This is the repository of our article RecSys 2019 "Are We Really Making Much Progress? A Worrying Analysis of Recent Neural Recommendation Approaches". The full text of the article is available here, source code of our experiments and full results are available here.
We are still actively pursuing this research direction in evaluation and reproducibility, we are open to collaboration with other reseachers. Follow our project on ResearchGate!
Please cite our article if you use this repository or our implementations of baseline algorithms, remember also to cite the original authors if you use our porting of the DL algorithms.
@Article{Ferraridacrema2019,
author={Ferrari Dacrema, Maurizio
and Cremonesi, Paolo
and Jannach, Dietmar},
title={Are We Really Making Much Progress? A Worrying Analysis of Recent Neural Recommendation Approaches},
journal={Proceedings of the 13th ACM Conference on Recommender Systems (RecSys 2019)},
year={2019},
doi={10.1145/3298689.3347058},
Eprint={arXiv:1907.06902},
note={Source: \url{https://github.com/MaurizioFD/RecSys2019_DeepLearning_Evaluation}},
}
The full results and corresponding hyperparameters for all DL algorithms are accessible HERE. For information on the requirements and how to install this repository, see the following Installation section.
This repository is organized in several subfolders.
The Deep Learning algorithms are all contained in the Conferences folder and further divided in the conferences they were published in. For each DL algorithm the repository contains two subfolders:
- A folder named "_github" which contains the full original repository, with the minor fixes needed for the code to run.
- A folder named "_our_interface" which contains the python wrappers needed to allow its testing in our framework. The main class for that algorithm has the "Wrapper" suffix in its name. This folder also contain the functions needed to read and split the data in the appropriate way.
Note that in some cases the original repository contained also the data split used by the original authors, that is included as well.
Other folders like KNN and GraphBased contain all the baseline algorithms we have used in our experiments.
The folder Base.Evaluation contains the two evaluator objects (EvaluatorHoldout, EvaluatorNegativeSample) which compute all the metrics we report.
The data to be used for each experiments is gathered from specific DataReader objects withing each DL algoritm's folder. Those will load the original data split, if available. If not, automatically download the dataset and perform the split with the appropriate methodology. If the dataset cannot be downloaded automatically, a console message will display the link at which the dataset can be manually downloaded and instructions on where the user should save the compressed file.

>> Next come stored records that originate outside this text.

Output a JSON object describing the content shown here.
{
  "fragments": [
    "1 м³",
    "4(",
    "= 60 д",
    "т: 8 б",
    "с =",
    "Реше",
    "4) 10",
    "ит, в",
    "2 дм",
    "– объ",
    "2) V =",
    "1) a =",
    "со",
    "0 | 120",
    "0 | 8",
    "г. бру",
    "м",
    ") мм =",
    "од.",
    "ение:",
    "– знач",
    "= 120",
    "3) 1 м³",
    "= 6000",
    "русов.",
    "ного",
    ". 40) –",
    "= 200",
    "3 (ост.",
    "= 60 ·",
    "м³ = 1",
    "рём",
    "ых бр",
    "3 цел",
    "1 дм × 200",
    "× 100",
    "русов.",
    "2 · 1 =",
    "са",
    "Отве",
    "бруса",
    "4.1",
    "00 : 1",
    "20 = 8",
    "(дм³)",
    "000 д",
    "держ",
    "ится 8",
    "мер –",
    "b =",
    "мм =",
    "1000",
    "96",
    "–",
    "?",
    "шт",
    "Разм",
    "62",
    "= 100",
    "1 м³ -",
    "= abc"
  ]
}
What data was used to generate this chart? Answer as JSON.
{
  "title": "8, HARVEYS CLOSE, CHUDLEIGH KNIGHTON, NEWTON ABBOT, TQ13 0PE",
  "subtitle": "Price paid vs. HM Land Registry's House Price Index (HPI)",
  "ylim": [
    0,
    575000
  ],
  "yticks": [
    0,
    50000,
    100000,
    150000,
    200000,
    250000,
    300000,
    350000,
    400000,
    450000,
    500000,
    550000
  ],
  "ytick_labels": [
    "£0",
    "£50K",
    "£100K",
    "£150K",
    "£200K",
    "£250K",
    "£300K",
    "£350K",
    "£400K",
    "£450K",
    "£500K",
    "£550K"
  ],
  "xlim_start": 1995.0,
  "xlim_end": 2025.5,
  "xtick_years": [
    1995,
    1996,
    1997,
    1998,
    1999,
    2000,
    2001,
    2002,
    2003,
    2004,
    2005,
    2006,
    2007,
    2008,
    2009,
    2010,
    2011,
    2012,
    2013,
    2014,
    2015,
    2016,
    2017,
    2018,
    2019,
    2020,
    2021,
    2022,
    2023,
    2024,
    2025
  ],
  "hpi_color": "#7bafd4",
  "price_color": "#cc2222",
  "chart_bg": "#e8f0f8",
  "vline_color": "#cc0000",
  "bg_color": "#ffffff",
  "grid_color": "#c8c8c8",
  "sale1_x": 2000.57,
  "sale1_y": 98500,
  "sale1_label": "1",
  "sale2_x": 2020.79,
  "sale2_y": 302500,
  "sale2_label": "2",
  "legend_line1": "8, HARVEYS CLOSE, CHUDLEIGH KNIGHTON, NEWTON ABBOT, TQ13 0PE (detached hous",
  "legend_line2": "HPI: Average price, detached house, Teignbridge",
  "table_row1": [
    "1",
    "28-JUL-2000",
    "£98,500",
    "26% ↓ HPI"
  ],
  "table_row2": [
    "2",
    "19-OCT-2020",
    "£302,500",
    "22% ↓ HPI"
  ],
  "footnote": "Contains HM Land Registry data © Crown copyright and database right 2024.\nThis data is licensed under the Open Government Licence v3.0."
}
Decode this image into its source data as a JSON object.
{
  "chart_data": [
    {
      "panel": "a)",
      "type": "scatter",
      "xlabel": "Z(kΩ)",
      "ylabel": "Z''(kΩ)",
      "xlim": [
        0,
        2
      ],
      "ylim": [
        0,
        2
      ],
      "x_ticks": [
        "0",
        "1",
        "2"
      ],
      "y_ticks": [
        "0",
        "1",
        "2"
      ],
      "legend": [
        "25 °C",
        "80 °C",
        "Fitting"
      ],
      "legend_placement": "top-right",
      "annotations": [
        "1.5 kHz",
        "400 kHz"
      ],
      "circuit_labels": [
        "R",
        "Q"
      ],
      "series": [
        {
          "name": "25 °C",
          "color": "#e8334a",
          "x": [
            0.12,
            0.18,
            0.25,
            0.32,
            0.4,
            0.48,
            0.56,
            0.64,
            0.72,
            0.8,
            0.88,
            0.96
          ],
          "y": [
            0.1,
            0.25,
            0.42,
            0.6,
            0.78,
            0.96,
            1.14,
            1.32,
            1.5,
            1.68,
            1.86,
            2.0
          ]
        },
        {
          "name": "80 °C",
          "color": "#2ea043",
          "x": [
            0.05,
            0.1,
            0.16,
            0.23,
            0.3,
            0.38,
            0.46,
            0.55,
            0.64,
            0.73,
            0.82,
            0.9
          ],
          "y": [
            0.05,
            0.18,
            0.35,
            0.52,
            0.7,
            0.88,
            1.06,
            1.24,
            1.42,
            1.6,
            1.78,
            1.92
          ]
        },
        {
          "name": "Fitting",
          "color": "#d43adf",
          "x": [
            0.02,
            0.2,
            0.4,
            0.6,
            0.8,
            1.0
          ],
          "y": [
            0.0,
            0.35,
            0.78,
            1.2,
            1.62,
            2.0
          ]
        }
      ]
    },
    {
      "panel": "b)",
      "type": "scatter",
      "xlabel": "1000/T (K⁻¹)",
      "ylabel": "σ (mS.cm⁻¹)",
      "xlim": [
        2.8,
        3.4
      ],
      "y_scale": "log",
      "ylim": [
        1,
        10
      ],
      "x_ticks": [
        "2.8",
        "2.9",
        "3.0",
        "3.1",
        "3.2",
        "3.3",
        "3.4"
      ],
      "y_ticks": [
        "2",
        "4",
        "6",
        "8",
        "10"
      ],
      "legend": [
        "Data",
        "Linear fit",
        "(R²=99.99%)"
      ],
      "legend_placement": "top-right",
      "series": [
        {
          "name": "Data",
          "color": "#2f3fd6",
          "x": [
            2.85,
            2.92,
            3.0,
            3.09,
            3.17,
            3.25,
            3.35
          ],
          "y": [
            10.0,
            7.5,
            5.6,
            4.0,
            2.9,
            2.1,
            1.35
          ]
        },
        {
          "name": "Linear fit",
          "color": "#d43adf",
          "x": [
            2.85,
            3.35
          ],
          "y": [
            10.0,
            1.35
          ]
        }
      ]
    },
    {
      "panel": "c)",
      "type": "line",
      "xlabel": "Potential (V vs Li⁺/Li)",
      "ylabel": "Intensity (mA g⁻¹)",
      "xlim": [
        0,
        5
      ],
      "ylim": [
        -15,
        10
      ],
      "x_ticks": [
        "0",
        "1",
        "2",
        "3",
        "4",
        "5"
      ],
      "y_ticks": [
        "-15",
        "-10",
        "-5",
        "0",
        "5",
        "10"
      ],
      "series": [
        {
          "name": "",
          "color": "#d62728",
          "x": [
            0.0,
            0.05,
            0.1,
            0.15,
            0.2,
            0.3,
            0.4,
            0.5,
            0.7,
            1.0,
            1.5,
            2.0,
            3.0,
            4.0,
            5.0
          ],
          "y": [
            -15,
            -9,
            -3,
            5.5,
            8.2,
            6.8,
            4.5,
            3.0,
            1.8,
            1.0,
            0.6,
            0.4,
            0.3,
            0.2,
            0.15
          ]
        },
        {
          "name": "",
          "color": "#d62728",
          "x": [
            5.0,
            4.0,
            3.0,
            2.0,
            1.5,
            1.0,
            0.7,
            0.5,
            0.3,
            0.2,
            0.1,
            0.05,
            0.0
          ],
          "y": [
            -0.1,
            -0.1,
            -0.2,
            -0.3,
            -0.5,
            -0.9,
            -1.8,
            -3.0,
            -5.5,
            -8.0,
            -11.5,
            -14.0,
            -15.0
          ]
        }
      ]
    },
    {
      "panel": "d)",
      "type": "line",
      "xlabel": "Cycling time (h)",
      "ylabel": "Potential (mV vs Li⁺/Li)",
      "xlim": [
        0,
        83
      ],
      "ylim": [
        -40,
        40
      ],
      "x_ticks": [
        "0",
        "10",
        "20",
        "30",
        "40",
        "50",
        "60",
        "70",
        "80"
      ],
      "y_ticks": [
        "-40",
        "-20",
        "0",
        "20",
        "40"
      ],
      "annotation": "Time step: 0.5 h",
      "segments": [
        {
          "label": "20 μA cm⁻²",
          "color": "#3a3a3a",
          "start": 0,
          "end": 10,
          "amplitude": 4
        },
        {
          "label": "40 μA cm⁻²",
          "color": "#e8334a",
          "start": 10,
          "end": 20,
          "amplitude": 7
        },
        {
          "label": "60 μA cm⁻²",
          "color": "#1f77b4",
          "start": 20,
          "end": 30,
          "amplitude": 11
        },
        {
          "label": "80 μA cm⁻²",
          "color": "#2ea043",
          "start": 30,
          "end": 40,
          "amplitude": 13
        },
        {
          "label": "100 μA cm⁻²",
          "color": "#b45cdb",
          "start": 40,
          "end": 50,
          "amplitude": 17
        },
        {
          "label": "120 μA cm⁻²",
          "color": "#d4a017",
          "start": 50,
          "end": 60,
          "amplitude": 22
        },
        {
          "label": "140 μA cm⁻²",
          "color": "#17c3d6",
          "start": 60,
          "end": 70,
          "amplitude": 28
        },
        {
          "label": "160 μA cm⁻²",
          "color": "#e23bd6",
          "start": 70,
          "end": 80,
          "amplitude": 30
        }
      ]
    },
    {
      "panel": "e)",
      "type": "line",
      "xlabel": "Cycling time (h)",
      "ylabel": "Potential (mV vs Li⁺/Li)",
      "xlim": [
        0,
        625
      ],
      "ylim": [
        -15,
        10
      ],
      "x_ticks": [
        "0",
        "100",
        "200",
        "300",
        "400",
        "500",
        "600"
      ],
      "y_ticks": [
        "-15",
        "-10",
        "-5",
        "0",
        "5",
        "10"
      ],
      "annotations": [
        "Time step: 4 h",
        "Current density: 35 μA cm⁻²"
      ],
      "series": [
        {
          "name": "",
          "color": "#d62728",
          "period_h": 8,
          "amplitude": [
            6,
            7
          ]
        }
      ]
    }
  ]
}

The folder Data_manager contains a number of DataReader objects each associated to a specific dataset, which are used to read datasets for which we did not have the original split.
Whenever a new dataset is parsed, the preprocessed data is saved in a new folder called Data_manager_split_datasets, which contains a subfolder for each dataset and then a subfolder for each conference.
Folder ParameterTuning contains all the code required to tune the hyperparameters of the baselines. The script run_parameter_search contains the fixed hyperparameters search space used in all our experiments. The object SearchBayesianSkopt does the hyperparameter optimization for a given recommender instance and hyperparameter space, saving the explored configuration and corresponding recommendation quality.
See see the following Installation section for information on how to install this repository. After the installation is complete you can run the experiments.
All experiments related to a DL algorithm reported in our paper can be executed by running the corresponding script, which is preceeded by run_, the conference name and the year of publication. For example, if you want to run the experiments for SpectralCF, you should run this command:
python run_RecSys_18_SpectralCF.py
The script will:
- Load and split the data.
- Run the bayesian hyperparameter optimization on all baselines, saving the best values found.
- Run the fit and test of the DL algorithm
- Create the latex code of the result tables, as well as plot the data splits, when required.
- The results can be accessed in the result_experiments folder.
Note that this repository requires Python 3.6
First we suggest you create an environment for this project using virtualenv (or another tool like conda)
First checkout this repository, then enter in the repository folder and run this commands to create and activate a new environment:
If you are using virtualenv:
virtualenv -p python3 DLevaluation
source DLevaluation/bin/activate
If you are using conda:
conda create -n DLevaluation python=3.6 anaconda
source activate DLevaluation
Then install all the requirements and dependencies
pip install -r requirements.txt
In order to compile you must have installed: gcc and python3 dev, which can be installed with the following commands:
sudo apt install gcc
sudo apt-get install python3-dev
At this point you can compile all Cython algorithms by running the following command. The script will compile within the current active environment. The code has been developed for Linux and Windows platforms. During the compilation you may see some warnings.
python run_compile_all_cython.py
In addition to the repository dependencies, KDD CollaborativeDL also requires the Matlab engine, due to the fact that the algorithm is developed in Matlab. To install the engine you can use a script provided directly with your Matlab distribution, as described in the Matlab Documentation. The algorithm requires also a GSL distribution, whose installation folder can be provided as a parameter in the fit function of our Python wrapper. Please refer to the original CollaborativeDL README for all installation details.